Photo: Flash90

Israel downplays US arms halt

Israeli leaders are minimizing ramifications posed by the administration of United States President Joe Biden that it intends to review the sale of weapons to the United Arab Emirates.

The deal was authorized by former US leader Donald Trump, as part of last year’s Abraham Accords to normalize Israeli-UAE relations. It notably included the first-ever sale of F-35 warplanes and other weaponry to any nation in the Middle East other than Israel.

The State Department declared on Wednesday that there would be a temporary pause of some pending arms sales to US allies. Officials stressed that reviews of this kind are ‘routine’ during the transition of a new president.

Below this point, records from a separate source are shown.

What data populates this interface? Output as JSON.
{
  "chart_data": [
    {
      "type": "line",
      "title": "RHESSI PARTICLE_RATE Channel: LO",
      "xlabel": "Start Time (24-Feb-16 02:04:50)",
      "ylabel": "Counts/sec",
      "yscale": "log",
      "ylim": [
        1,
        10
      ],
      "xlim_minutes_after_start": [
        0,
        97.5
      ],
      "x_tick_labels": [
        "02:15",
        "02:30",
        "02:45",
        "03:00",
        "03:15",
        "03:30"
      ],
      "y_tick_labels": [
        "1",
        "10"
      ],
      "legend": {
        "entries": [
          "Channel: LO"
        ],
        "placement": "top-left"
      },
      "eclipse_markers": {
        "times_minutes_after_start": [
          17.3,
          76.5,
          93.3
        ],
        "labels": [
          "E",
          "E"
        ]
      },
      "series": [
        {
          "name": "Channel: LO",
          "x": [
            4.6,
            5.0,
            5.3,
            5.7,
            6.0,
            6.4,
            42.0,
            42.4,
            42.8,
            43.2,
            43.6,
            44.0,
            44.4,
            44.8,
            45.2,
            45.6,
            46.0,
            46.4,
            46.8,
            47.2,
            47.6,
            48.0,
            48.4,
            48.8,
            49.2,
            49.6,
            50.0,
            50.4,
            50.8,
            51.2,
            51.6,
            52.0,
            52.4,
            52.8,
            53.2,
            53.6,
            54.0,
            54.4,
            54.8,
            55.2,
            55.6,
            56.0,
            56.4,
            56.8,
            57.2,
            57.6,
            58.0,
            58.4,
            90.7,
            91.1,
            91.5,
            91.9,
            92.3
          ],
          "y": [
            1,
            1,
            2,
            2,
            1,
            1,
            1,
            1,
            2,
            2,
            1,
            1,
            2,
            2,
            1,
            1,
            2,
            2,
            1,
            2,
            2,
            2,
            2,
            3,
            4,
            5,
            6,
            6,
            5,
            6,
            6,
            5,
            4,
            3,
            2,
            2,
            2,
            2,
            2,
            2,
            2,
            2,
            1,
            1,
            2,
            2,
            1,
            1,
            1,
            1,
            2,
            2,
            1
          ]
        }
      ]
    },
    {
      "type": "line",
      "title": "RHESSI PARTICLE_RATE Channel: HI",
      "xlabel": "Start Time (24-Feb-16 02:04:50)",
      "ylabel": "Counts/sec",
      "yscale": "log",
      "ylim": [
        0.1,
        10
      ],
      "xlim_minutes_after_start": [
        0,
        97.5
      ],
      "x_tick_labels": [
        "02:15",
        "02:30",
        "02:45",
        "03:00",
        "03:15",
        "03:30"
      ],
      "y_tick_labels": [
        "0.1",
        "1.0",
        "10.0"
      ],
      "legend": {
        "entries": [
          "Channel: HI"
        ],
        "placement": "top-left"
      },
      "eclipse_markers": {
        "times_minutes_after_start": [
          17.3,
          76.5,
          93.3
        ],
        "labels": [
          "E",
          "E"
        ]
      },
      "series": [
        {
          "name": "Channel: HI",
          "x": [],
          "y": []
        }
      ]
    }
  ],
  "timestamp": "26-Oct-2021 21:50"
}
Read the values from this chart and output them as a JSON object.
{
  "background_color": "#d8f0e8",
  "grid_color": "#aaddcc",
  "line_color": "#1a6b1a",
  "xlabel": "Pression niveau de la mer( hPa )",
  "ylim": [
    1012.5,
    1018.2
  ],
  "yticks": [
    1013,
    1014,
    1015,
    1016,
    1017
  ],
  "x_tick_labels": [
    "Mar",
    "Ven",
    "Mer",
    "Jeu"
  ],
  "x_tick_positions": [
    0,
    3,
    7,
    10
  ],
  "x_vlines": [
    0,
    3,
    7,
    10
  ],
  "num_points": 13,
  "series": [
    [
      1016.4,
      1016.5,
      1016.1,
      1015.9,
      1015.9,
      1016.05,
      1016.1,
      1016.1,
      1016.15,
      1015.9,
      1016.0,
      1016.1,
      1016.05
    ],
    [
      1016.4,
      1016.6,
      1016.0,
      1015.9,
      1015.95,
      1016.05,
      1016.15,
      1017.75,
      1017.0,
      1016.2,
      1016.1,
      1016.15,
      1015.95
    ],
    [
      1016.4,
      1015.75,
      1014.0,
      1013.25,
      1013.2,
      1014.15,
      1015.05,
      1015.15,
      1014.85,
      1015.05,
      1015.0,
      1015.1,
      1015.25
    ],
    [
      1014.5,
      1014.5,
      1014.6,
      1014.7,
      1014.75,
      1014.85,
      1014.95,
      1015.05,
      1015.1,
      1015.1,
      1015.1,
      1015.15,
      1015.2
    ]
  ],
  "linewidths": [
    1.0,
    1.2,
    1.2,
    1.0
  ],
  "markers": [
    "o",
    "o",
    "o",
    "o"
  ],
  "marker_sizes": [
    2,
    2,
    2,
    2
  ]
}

The UAE said it had anticipated the move, and vowed to work closely with the Biden administration.

After initially voicing misgivings over the sale of F-35 fighter jets to the UAE, both Israeli Prime Minister Benjamin Netanyahu and Alternate Premier and Defense Minister Benny Gantz relented, following Trump administration reassurance of the US commitment to ensuring the Jewish State would maintain its Qualitative Military Edge (QME) in the region.

When asked by reporters if the review might set back Israel’s efforts to build up relations with the UAE and other Arab countries, Netanyahu replied: “I don’t think so. I think we have passed the point of no-return.”

In reference to his nation’s recent peace pacts with 4 Arab states, Netanyahu added, “I think everyone understands now after Mohammed bin Zayed, the King of Bahrain, took this historic step, so did the King of  Morocco and so did the leaders of  Sudan, now it is already in a different stage. Everyone understands that there are huge advantages here – it’s peace in exchange for peace, peace in exchange for prosperity, peace in exchange for progress, peace in exchange for technology, peace in exchange for a future.”

Prime Minister Netanyahu then expressed his belief that the UAE arms deal will ultimately be approved by the new US administration.

This view was echoed by Israeli Defense Minister Gantz, who said, “Everyone understands that there are huge advantages here. It’s peace in exchange for peace … I think it’ll move ahead.”

Gantz also described the review as a “routine” procedure.